If recharged with enough sand on a recurring basis (hello sand replenishment!), the system would work once again.
Next up…how would structures like groins and breakwaters impact our system? Stay tuned for Part 4.
Jetties, groins, and breakwaters are manmade structures, typically made from large rocks and/or concrete, utilized for varying reasons.
A jetty extends into the water perpendicular to shore, usually at inlets and harbors. Its primary purpose is protecting the navigability of channels.
A groin is like a jetty, but usually shorter and built on stretches of beach, not at inlets or harbors. They are often built in a series of parallel structures with the goal of trapping sand. But while groins may trap sand on their updrift side, increased erosion on their downdrift side is well documented.
Breakwaters can be built parallel or perpendicular to shore, with their primary purpose to protect coastlines from powerful waves. While sand may settle and accumulate behind the breakwater, increased erosion is likely to occur downstream.
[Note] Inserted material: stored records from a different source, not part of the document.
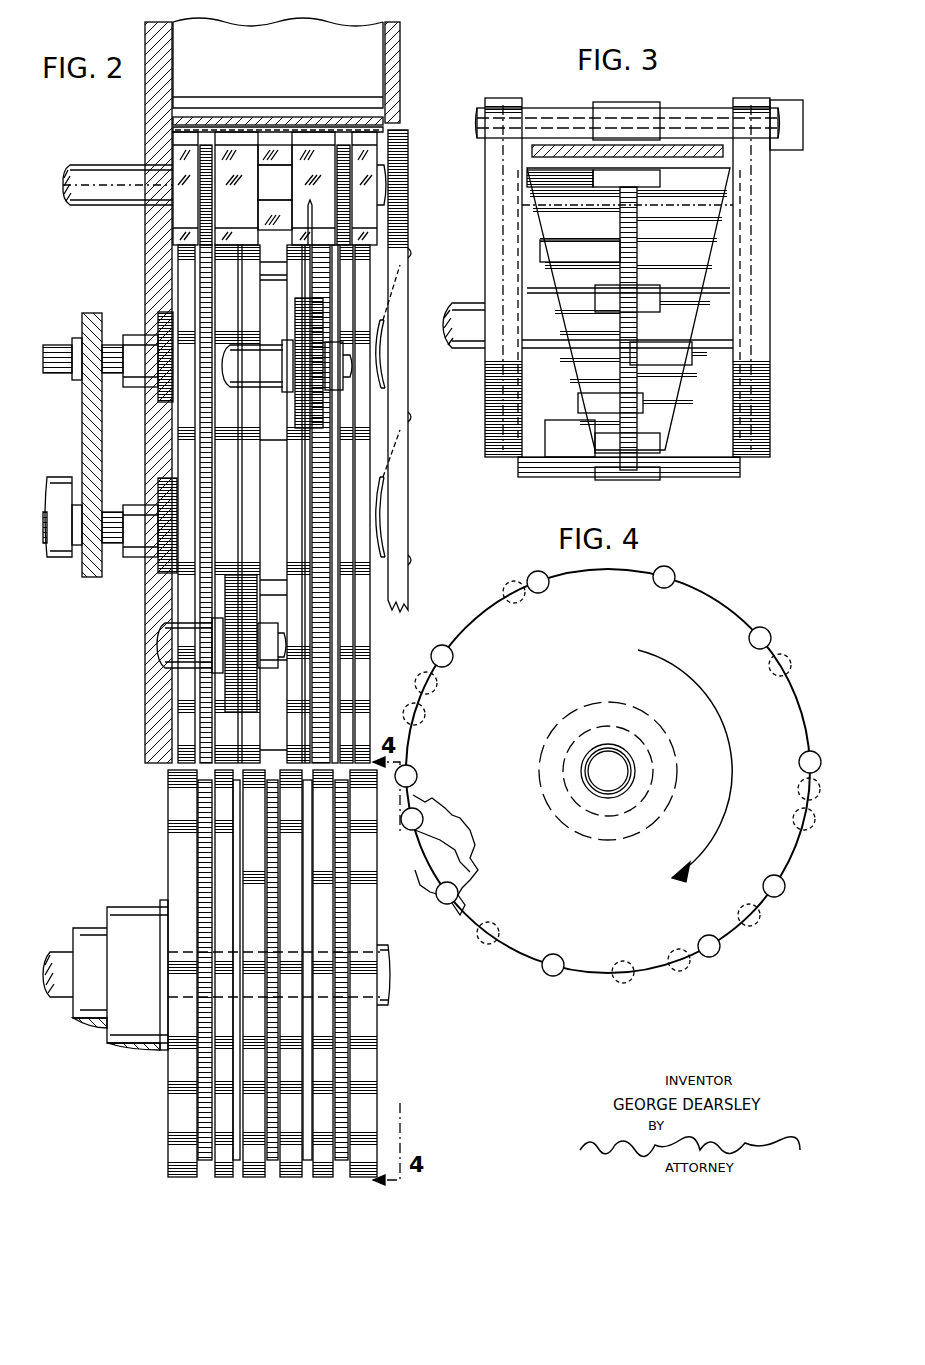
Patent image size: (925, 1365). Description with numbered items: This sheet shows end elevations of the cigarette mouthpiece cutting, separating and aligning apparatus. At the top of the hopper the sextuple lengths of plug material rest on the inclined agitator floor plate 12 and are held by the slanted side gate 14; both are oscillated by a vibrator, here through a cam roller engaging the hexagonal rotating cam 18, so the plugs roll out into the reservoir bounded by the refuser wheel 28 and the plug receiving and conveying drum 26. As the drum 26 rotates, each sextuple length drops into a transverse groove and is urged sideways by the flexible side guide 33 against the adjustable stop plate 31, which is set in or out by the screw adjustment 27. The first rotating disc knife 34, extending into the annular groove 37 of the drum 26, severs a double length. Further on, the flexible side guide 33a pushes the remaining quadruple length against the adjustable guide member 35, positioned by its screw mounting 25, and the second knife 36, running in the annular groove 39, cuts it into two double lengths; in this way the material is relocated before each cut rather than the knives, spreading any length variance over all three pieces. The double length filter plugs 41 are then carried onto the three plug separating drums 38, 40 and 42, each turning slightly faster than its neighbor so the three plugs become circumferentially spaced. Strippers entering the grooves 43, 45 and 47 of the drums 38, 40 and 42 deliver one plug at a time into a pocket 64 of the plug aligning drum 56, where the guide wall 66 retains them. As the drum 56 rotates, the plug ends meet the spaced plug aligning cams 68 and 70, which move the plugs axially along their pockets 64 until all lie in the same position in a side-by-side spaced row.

In FIG. 2, the inclined floor plate 12 is at (367, 118).
In FIG. 2, the slanted side gate 14 is at (365, 57).
In FIG. 2, the hexagonal rotating cam 18 is at (268, 155).
In FIG. 2, the screw adjustment 25 is at (72, 547).
In FIG. 2, the plug receiving and conveying drum 26 is at (372, 398).
In FIG. 2, the screw adjustment 27 is at (80, 358).
In FIG. 2, the refuser wheel 28 is at (183, 207).
In FIG. 2, the adjustable stop plate 31 is at (163, 360).
In FIG. 2, the flexible side guide 33 is at (378, 375).
In FIG. 2, the flexible side guide 33a is at (377, 557).
In FIG. 2, the first rotating disc knife 34 is at (311, 217).
In FIG. 2, the adjustable guide member 35 is at (165, 518).
In FIG. 2, the second knife 36 is at (240, 543).
In FIG. 2, the annular groove 37 is at (302, 548).
In FIG. 2, the plug separating drum 38 is at (358, 1045).
In FIG. 4, the plug separating drum 38 is at (482, 648).
In FIG. 2, the annular groove 39 is at (246, 390).
In FIG. 2, the plug separating drum 40 is at (285, 943).
In FIG. 4, the plug separating drum 40 is at (763, 648).
In FIG. 3, the double length filter plug 41 is at (630, 463).
In FIG. 2, the plug separating drum 42 is at (185, 847).
In FIG. 4, the plug separating drum 42 is at (774, 657).
In FIG. 2, the groove 43 is at (343, 1078).
In FIG. 2, the groove 45 is at (266, 1041).
In FIG. 2, the groove 47 is at (200, 1110).
In FIG. 3, the plug aligning drum 56 is at (695, 270).
In FIG. 3, the pocket 64 is at (687, 290).
In FIG. 3, the guide wall 66 is at (688, 145).
In FIG. 3, the plug aligning cam 68 is at (708, 430).
In FIG. 3, the plug aligning cam 70 is at (555, 435).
San Clemente, in our opinion, is not a good fit for any of these structures as sand mostly stays within San Clemente’s “embayment” and moves both north and south within it. Structures like groins are typically utilized to keep sand from leaving a system up/down coast, not where sand movement is bi-directional like in San Clemente.
Finally, hard structures such as these create both intended - and unintended - consequences due to the complexity of the nearshore zone. One example is the potential negative effect any structures would have on San Clemente’s world-famous surf breaks. Jetties, groins, and breakwaters have a place, just likely not in San Clemente any time soon.
The San Clemente watershed is made up by creeks and streams that originate from the Santa Ana Mountains and surrounding hills.
Rainfall and runoff in these mountainous and hilly areas erode the soil and rock, breaking them down into smaller particles, including sand. Creeks then transport this sand to the coast with finer sand particles more often lifted and carried within the water column while coarser sand particles roll, slide, or bounce along the riverbed.
As the creek approaches the coast, its velocity decreases, causing sand to settle. But it often takes a heavy rain for San Clemente’s creeks to break through their bay-mouth bars, thereby allowing sand to finally reach the shoreline.
The San Juan Creek is by far the main source of natural sand replenishment to San Clemente, with the smaller creeks dotting San Clemente contributing lesser amounts. But the amount of sand naturally transported to the coast has been greatly diminished by development across the watershed and the armoring of creeks, all of which prevent the breakdown of soil and rocks into sand. One recent study found that natural sediment loads in SoCal have been reduced by as much as 91%.
With the natural sand supply choked off, it should come as no surprise that San Clemente is now in a sand deficit - and in need of replenishment.